翔琉「恥ずかしがらないで……でも恥ずかしがってる愛沙さんかわいすぎる」

愛沙(どうしてそういうことを言葉にするの!)

恨めしい気持ちがわくものの、すぐにその気持ちもどこかへ追いやられる。

愛沙「んぅっ!やっ……!」

ぬるりとした感触のあと中に侵入してくるものがあった。
指が、中心を捕えようとやわらかく中を探っている。

愛沙「んっ、あっ、あっ、だめ……っ」

翔琉「ここじゃない?」

愛沙「ちが……わなくないけどっ!ああんっ!」

甘い声に恥ずかしがる余裕もないほど、快感が押し寄せる。
ゆらり、ゆらり、緩慢な感覚とともに。

愛沙「ふぁっ、ああん!ああんっ」

翔琉「愛沙さんっ!」

どうしようもない中心の感覚とともに、キスが口内を探る感触で淫靡な心地が体中を支配する。

翔琉「あいっ……さ、さんっ……!」

愛沙「あぁっ、ああっ、ああんっ……!」

ふいに訪れた奥の痙攣で、脱力する。

翔琉「愛沙さん、大丈夫?」

愛沙「う、うん……ごめん、慣れてなくて……私ばっかり……」

翔琉「それは全然。
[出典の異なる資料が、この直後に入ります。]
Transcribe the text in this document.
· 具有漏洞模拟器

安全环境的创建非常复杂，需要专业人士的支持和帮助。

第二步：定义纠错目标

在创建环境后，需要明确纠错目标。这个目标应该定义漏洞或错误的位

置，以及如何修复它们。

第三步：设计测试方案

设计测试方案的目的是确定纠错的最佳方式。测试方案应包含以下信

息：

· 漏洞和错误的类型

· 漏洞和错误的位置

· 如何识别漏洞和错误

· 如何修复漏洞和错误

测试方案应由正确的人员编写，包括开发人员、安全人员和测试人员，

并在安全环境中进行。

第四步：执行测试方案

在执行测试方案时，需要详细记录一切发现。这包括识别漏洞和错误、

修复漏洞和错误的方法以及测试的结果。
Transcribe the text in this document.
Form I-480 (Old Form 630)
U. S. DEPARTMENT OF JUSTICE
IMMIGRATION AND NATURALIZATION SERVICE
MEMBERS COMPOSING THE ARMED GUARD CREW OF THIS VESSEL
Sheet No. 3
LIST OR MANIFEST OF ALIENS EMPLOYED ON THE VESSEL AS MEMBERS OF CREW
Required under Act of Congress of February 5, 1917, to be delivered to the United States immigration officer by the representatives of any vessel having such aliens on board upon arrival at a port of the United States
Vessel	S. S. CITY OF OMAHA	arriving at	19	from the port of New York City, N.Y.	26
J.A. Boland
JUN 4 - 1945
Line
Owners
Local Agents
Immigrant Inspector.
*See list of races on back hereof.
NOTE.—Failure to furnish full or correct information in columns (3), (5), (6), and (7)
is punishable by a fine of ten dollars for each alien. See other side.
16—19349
むしろ可愛い愛沙さんが見られて嬉しい」

にこ、と笑うのにどきりと胸が弾む。

愛沙(何か、できたらいいんだけど……)

自分から、と思うと羞恥で全身が熱くなる。

愛沙(今更、だけど、今までこういう関係じゃなかったんだし……)

どうするべきか、となんとなく翔琉を見る。

翔琉「もう……そんな潤んだ目で見ないで」

愛沙「え?」

腰に添えた手にぐっと力を入れられたかと思うと向かい合うような形に体勢が変わる。

愛沙「……っ!」

内腿に触れる感触にハッと息を飲んだ。
硬くなった男の物が触れていて、その感触を認識した途端に感情とともに蜜が湧き出るようにあふれ出ていることに気づく。

翔琉「いい……?」

愛沙「っ……」

気遣うような視線に伏目がちにうなずくと、男の先が入り口に触れる。

愛沙「んっ……はぁ……っ」

その些細な接触の感触だけで思わず腰が浮くのを背に回された腕で留められる。

じれったくて、苦しくて、心地よくて、飲み込もうとする体が蜜をどんどんとあふれさせ、腰がしなる。

翔琉の広い背中に手を回すと、お互いの距離が縮んだ。

翔琉「くっ……」

愛沙「んんっ!ああん!!」

滑らかに滑り込んだものを咥え込んだ中心が奥を探すように蠢く。
腰がゆらゆらと揺れて、

愛沙「あああんっ!」

恥ずかしげもない声が響く。

翔琉「くっ……愛沙……さん……っ」

うっとりとした声が先ほどまでよりもより甘美に鼓膜に響く。
しばらく中を満たす感覚があった後、引き抜かれる気配を感じてせつなく思っていると、

愛沙「あああああっ……!」

空虚さが襲う間際で一気に差し込まれ快感の波が押し寄せた。

翔琉「愛沙さん……っ!愛沙……!」

愛沙「ああっ、ああっ、あああっ!!!」


幾度かの波の後大波が押し寄せ、その波に飲み込まれていった―――。